Tools like Azure Resource Manager, Terraform, and the Azure CLI, enable you to declaratively script the cloud infrastructure you require. Resource names, locations, capacities, and secrets are parameterized and dynamic. The script is versioned and checked into source control as an artifact of your project. You invoke the script to provision a consistent and repeatable infrastructure across system environments, such as QA, staging, and production.
Under the hood, IaC is idempotent, meaning that you can run the same script over and over without side effects. If the team needs to make a change, they edit and rerun the script. Only the updated resources are affected.
In the article, What is Infrastructure as Code, Author Sam Guckenheimer describes how, "Teams who implement IaC can deliver stable environments rapidly and at scale. Teams avoid manual configuration of environments and enforce consistency by representing the desired state of their environments via code. Infrastructure deployments with IaC are repeatable and prevent runtime issues caused by configuration drift or missing dependencies. DevOps teams can work together with a unified set of practices and tools to deliver applications and their supporting infrastructure rapidly, reliably, and at scale."
The Twelve-Factor Application, discussed earlier, calls for separate steps when transforming completed code into a running application.
Factor #5 specifies that "Each release must enforce a strict separation across the build, release and run stages. Each should be tagged with a unique ID and support the ability to roll back."
Modern CI/CD systems help fulfill this principle. They provide separate deployment steps and help ensure consistent and quality code that's readily available to users.
Figure 1-8 shows the separation across the deployment process.
Figure 1-8. Deployment steps in a CI/CD Pipeline
In the previous figure, pay special attention to separation of tasks.
The developer constructs a feature in their development environment, iterating through what is called the "inner loop" of code, run, and debug. When complete, that code is pushed into a code repository, such as GitHub, Azure DevOps, or BitBucket.
The push triggers a build stage that transforms the code into a binary artifact. The work is implemented with a Continuous Integration (CI) pipeline. It automatically builds, tests, and packages the application.

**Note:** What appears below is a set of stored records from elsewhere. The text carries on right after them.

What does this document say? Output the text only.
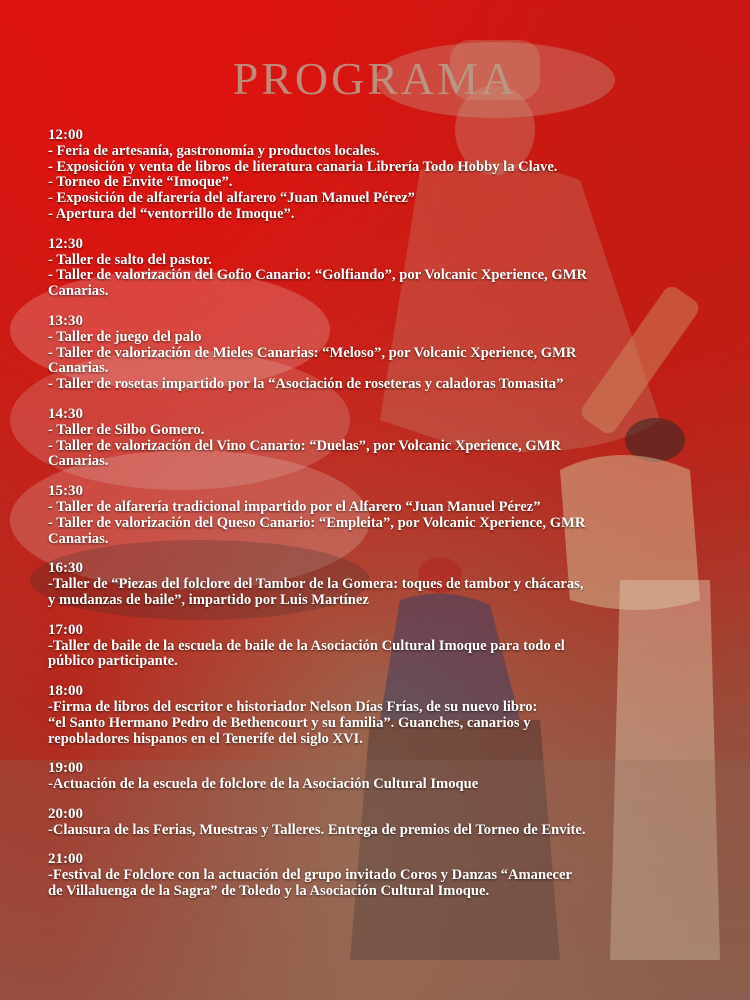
PROGRAMA
12:00
- Feria de artesanía, gastronomía y productos locales.
- Exposición y venta de libros de literatura canaria Librería Todo Hobby la Clave.
- Torneo de Envite “Imoque”.
- Exposición de alfarería del alfarero “Juan Manuel Pérez”
- Apertura del “ventorrillo de Imoque”.
12:30
- Taller de salto del pastor.
- Taller de valorización del Gofio Canario: “Golfiando”, por Volcanic Xperience, GMR
Canarias.
13:30
- Taller de juego del palo
- Taller de valorización de Mieles Canarias: “Meloso”, por Volcanic Xperience, GMR
Canarias.
- Taller de rosetas impartido por la “Asociación de roseteras y caladoras Tomasita”
14:30
- Taller de Silbo Gomero.
- Taller de valorización del Vino Canario: “Duelas”, por Volcanic Xperience, GMR
Canarias.
15:30
- Taller de alfarería tradicional impartido por el Alfarero “Juan Manuel Pérez”
- Taller de valorización del Queso Canario: “Empleita”, por Volcanic Xperience, GMR
Canarias.
16:30
-Taller de “Piezas del folclore del Tambor de la Gomera: toques de tambor y chácaras,
y mudanzas de baile”, impartido por Luis Martínez
17:00
-Taller de baile de la escuela de baile de la Asociación Cultural Imoque para todo el
público participante.
18:00
-Firma de libros del escritor e historiador Nelson Días Frías, de su nuevo libro:
“el Santo Hermano Pedro de Bethencourt y su familia”. Guanches, canarios y
repobladores hispanos en el Tenerife del siglo XVI.
19:00
-Actuación de la escuela de folclore de la Asociación Cultural Imoque
20:00
-Clausura de las Ferias, Muestras y Talleres. Entrega de premios del Torneo de Envite.
21:00
-Festival de Folclore con la actuación del grupo invitado Coros y Danzas “Amanecer
de Villaluenga de la Sagra” de Toledo y la Asociación Cultural Imoque.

The release stage picks up the binary artifact, applies external application and environment configuration information, and produces an immutable release. The release is deployed to a specified environment. The work is implemented with a Continuous Delivery(CD) pipeline. Each release should be identifiable. You can say, "This deployment is running Release 2.1.1 of the application."
Finally, the released feature is run in the target execution environment. Releases are immutable meaning that any change must create a new release.
Applying these practices, organizations have radically evolved how they ship software. Many have moved from quarterly releases to on-demand updates. The goal is to catch problems early in the development cycle when they're less expensive to fix. The longer the duration between integrations, the more expensive problems become to resolve. With consistency in the integration process, teams can commit code changes more frequently, leading to better collaboration and software quality.
Figure 1-9. Azure DevOps offerings
Azure Pipelines is a cloud service that combines continuous integration (CI) and continuous delivery (CD). You can automatically test, build, and ship your code to any target.
You define your pipeline in code in a YAML file alongside the rest of the code for your app.
- The pipeline is versioned with your code and follows the same branching structure.
- You get validation of your changes through code reviews in pull requests and branch build policies.
- Every branch you use can customize the build policy by modifying the azure-pipelines.yml file.
- The pipeline file is checked into version control and can be investigated if there's a problem.